Teknologi Ground Penetrating Radar (GPR) atau dikenal dengan istilah Georadar merupakan metode yang memiliki spesialisasi untuk eksplorasi dangkal (nearsurface geophysics) dengan ketelitian (resolusi) yang amat tinggi, sehingga mampu mendeteksi benda sasaran bawah permukaan hingga benda yang berdimensi beberapa sentimeter sekalipun.
Istilah georadar dari kata Geo & Radar itu (Geo berarti bumi atau tanah, sedangkan radar merupakan singkatan dari Radio Detection and Ranging), arti harfiahnya adalah alat pelacak bumi dengan menggunakan gelombang radio.
Berbeda dari metode seismik yang menggunakan sumber gelombang mekanik (getaran medium) seperti pukulan palu, ledakan mercon, dan bom, GPR merupakan salah satu metode geofisika yang menggunakan sumber gelombang elektromagnetik.
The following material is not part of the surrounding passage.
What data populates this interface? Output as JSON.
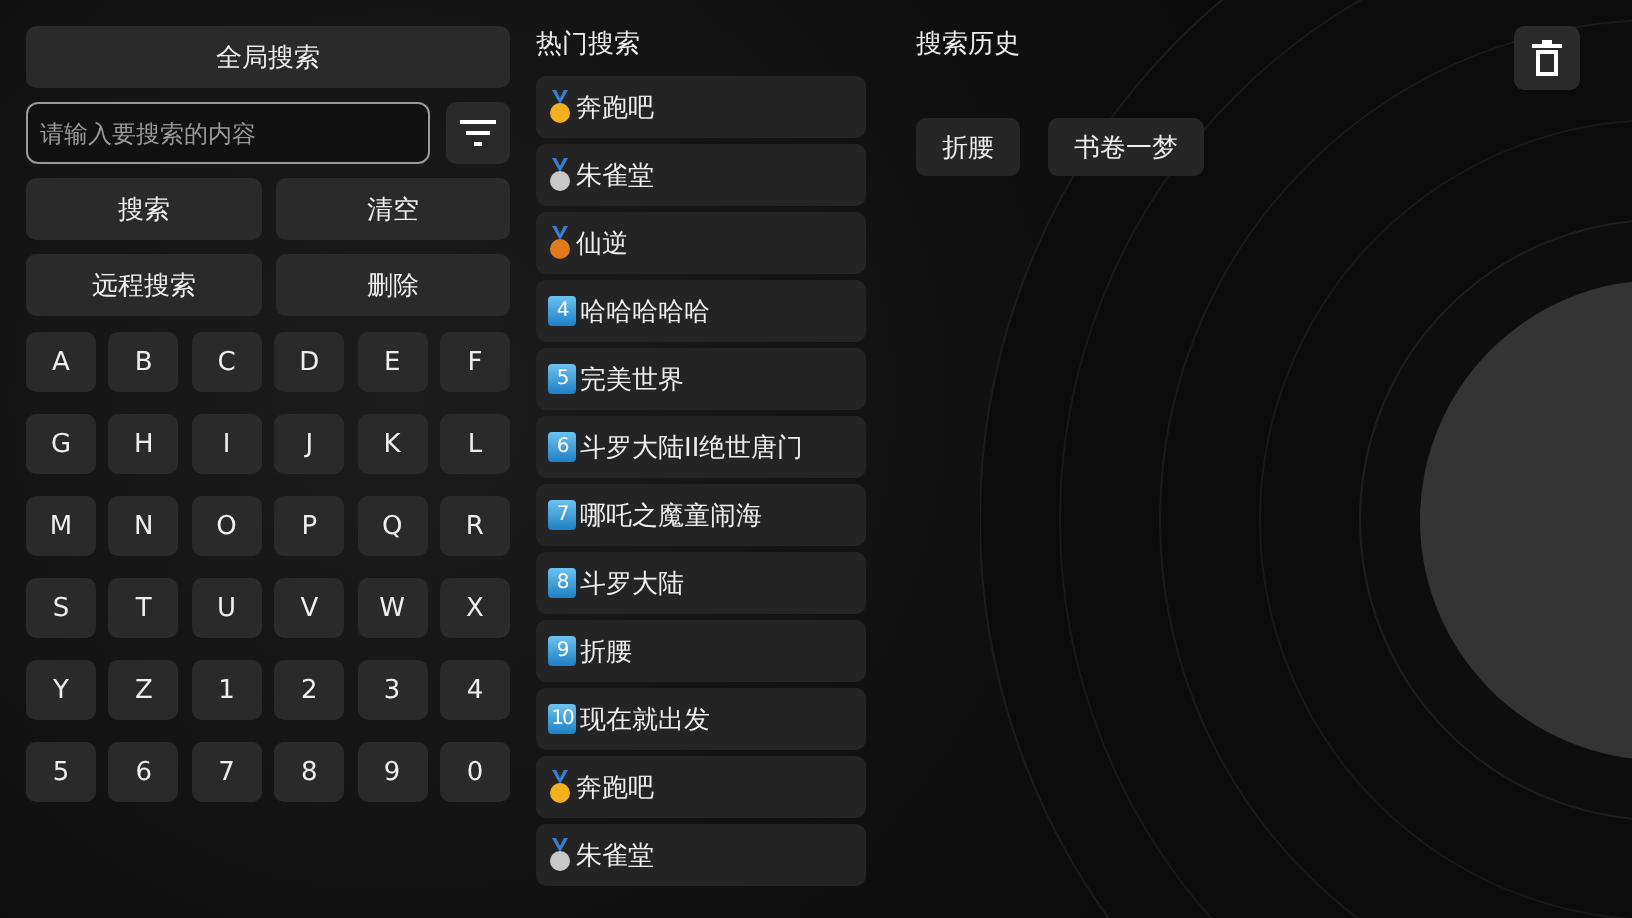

Karena itu GPR tergolong sebagai metode geofisika tidak merusak (nondestructive).
Kelebihan lain GPR adalah biaya operasionalnya yang rendah, prosedur pengerjaan mudah, dan ketelitian sangat tinggi. Kelemahannya, daya tembus metode ini hanya sampai puluhan meter. Itulah sebabnya, metode ini bisa dikatakan bisa cocok diterapkan untuk pencarian Situs (atau harta karun), namun dengan catatan : Bilamana tempat tersebut sudah diyakini benar.
GPR bekerja dalam daerah radar, yaitu yang berfrekwensi di atas 10 Hz atau yang bersesuaian dengan panjang gelombang lebih kecil dari 30 meter. Karena panjang gelombang itu mencerminkan ukuran minimum benda yang dapat terdeteksi, maka makin tinggi frekwensi makin kecil panjang gelombang, sehingga makin kecil ukuran benda yang dapat terdeteksi (makin tinggi pula ketelitiannya). Hasil pencitraan GPR bisa memunculkan informasi semacam ketebalan permukaan aspal jalan, jalur pipa bawah tanah, dan lainnya.
Di Amerika Serikat, GPR banyak digunakan untuk keperluan deteksi peralatan yang terpendam seperti pemantauan septic tank rumah, deteksi ranjau, deteksi lapisan tanah untuk mencari bedrock yang pas guna pondasi bangunan, hingga mencari mayat hilang dan fosil-fosil arkeologis.
Metode geofisika sendiri sebetulnya cukup banyak dan masing-masing mempunyai kegunaan sesuai dengan karakteristik material yang dicari. Misalnya, perusahaan minyak banyak menggunakan metode seismic (getaran) untuk mencari jebakan minyak, perusahaan tambang emas menggunakan metode kelistrikan (geolistrik) untuk mencari urat-urat emas, metode kemagnetan bumi (geomagnet) untuk mencari logam, hingga metode gaya berat (gravity) untuk keperluan eksplorasi pada daerah luas (regional).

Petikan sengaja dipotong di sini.